But as the mocking eyes kept hidden behind a veil, and the rich, musical voice uttered not a word through a whole half-hour, which seemed an age to Sam, he finally recovered himself so far as to say he believed he would not smoke, after all; and thereupon returned the cigar, still unlighted, to his pocket.

"I hope you do not deprive yourself of a luxury on my account," murmured the soft voice.

"I guess this dust and sunshine is enough for a lady to stand, without my smokin' in her face," returned Sam, politely, and glancing at the veil.

"Still, I beg you will smoke, if you are accustomed," persisted the cooing voice behind it. But Sam, to his praise be it spoken, refused to add anything to the discomforts of a summer day's ride across the mountains. His chivalry had its reward; for the lady thus favored, feeling constrained to make some return for such consideration, began to talk, in a vein that delighted her auditor, about horses—their points and their traits—and, lastly, about their drivers.

"I have always fancied," said Mrs. Dolly Page, "that if I were a man I should take to stage-driving as a profession. It seems to me a free and manly calling, one that develops some of the best qualities of a man. Of course, it has its drawbacks. One cannot always choose one's society on a stage, and there are temptations to bad habits. Besides, there are storms, and upsets, and all that sort of thing. I've often thought," continued Mrs. Dolly, "that we do not consider enough the hardships of drivers, nor what we owe them. You've read that poem—the Post-boy's Song:

"'Like a shuttle thrown by the hand of Fate,

Forward and back I go.'

"Well, it is just so. They do bring us our letters, full of good and ill news, helping to weave the web of Fate for us; yet not to blame for what tidings they bring, and always faithful to their duties, in storm or shine."

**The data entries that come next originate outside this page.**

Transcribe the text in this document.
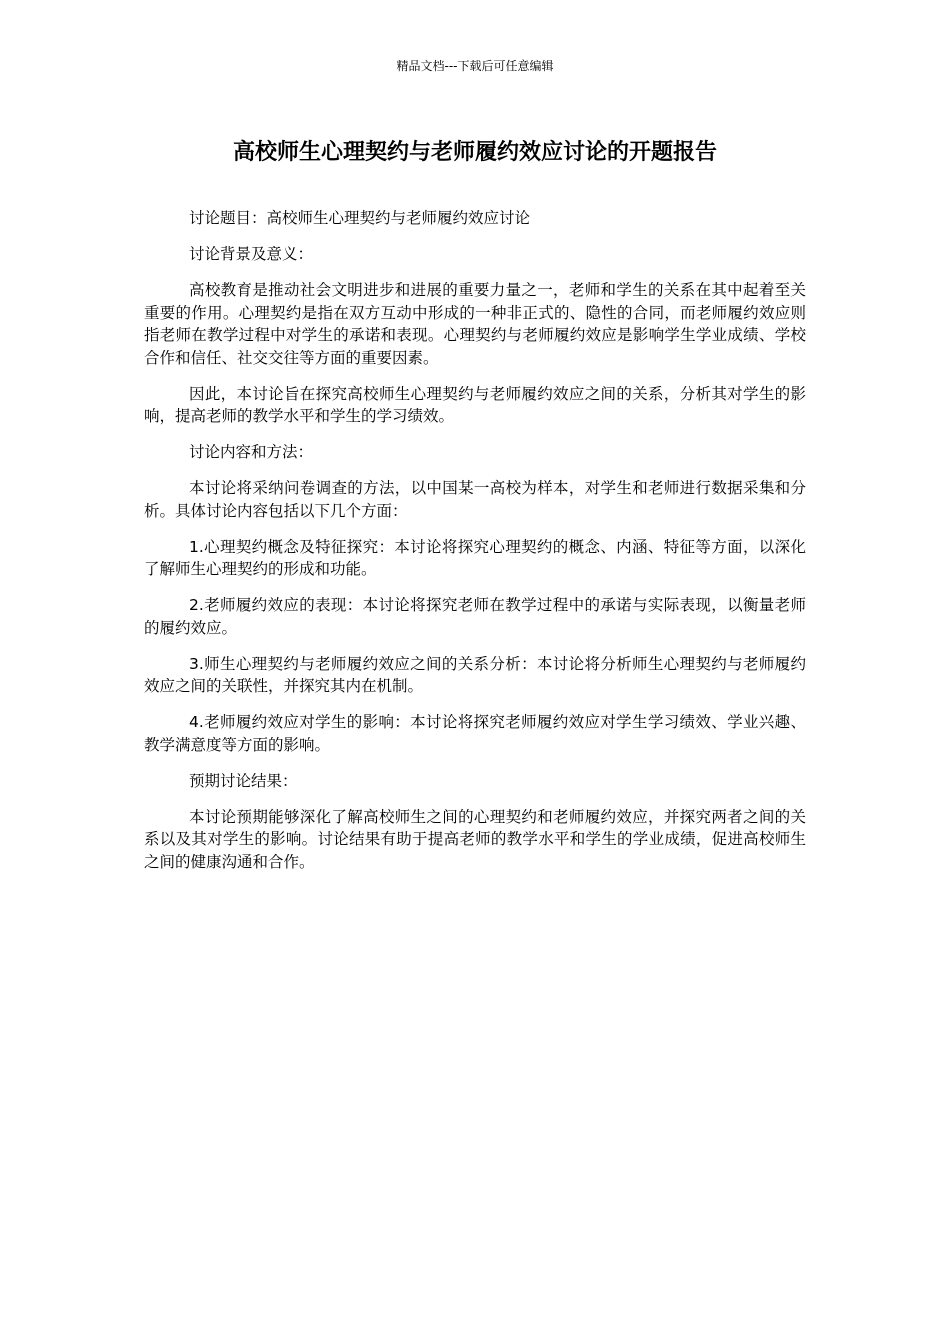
精品文档---下载后可任意编辑
高校师生心理契约与老师履约效应讨论的开题报告

讨论题目：高校师生心理契约与老师履约效应讨论

讨论背景及意义：

高校教育是推动社会文明进步和进展的重要力量之一，老师和学生的关系在其中起着至关重要的作用。心理契约是指在双方互动中形成的一种非正式的、隐性的合同，而老师履约效应则指老师在教学过程中对学生的承诺和表现。心理契约与老师履约效应是影响学生学业成绩、学校合作和信任、社交交往等方面的重要因素。

因此，本讨论旨在探究高校师生心理契约与老师履约效应之间的关系，分析其对学生的影响，提高老师的教学水平和学生的学习绩效。

讨论内容和方法：

本讨论将采纳问卷调查的方法，以中国某一高校为样本，对学生和老师进行数据采集和分析。具体讨论内容包括以下几个方面：

1.心理契约概念及特征探究：本讨论将探究心理契约的概念、内涵、特征等方面，以深化了解师生心理契约的形成和功能。

2.老师履约效应的表现：本讨论将探究老师在教学过程中的承诺与实际表现，以衡量老师的履约效应。

3.师生心理契约与老师履约效应之间的关系分析：本讨论将分析师生心理契约与老师履约效应之间的关联性，并探究其内在机制。

4.老师履约效应对学生的影响：本讨论将探究老师履约效应对学生学习绩效、学业兴趣、教学满意度等方面的影响。

预期讨论结果：

本讨论预期能够深化了解高校师生之间的心理契约和老师履约效应，并探究两者之间的关系以及其对学生的影响。讨论结果有助于提高老师的教学水平和学生的学业成绩，促进高校师生之间的健康沟通和合作。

"I shall like my profession better after what you have said of it," answered Sam, giving his whip a curl to make it touch the off-leader's right ear. "I've done my duty mostly, and not complained of the hardships, though once or twice I've been too beat out to get off the box at the end of my drive; but that was in a long spell of bad weather, when the roads was just awful, and the rain as cold as snow."

"Would you mind letting me hold the lines awhile?" asked the cooing voice, at last. "I've driven a six-in-hand before."

Though decidedly startled, and averse to trusting his team to such a pair of hands, Sam was compelled, by the psychic force of the little woman, to yield up the reins. It was with fear and trembling that he watched her handling of them for the first mile; but, as she really seemed to know what she was about, his confidence increased, and he watched her with admiration. Her veil was now up, her eyes were sparkling, and cheeks glowing. She did not speak often, but, when she did, it was always something piquant and graceful that she uttered. At last, just as the station was in sight, she yielded up the lines, with a deep-drawn sigh of satisfaction, apologizing for it by saying that her hands, not being used to it, were tired. "I'm not sure," she added, "but I shall take to the box, at last, as a steady thing."

"If you do," responded Sam, gallantly, "I hope you will drive on my line."

"Thanks. I shall ask you for a reference, when I apply for the situation."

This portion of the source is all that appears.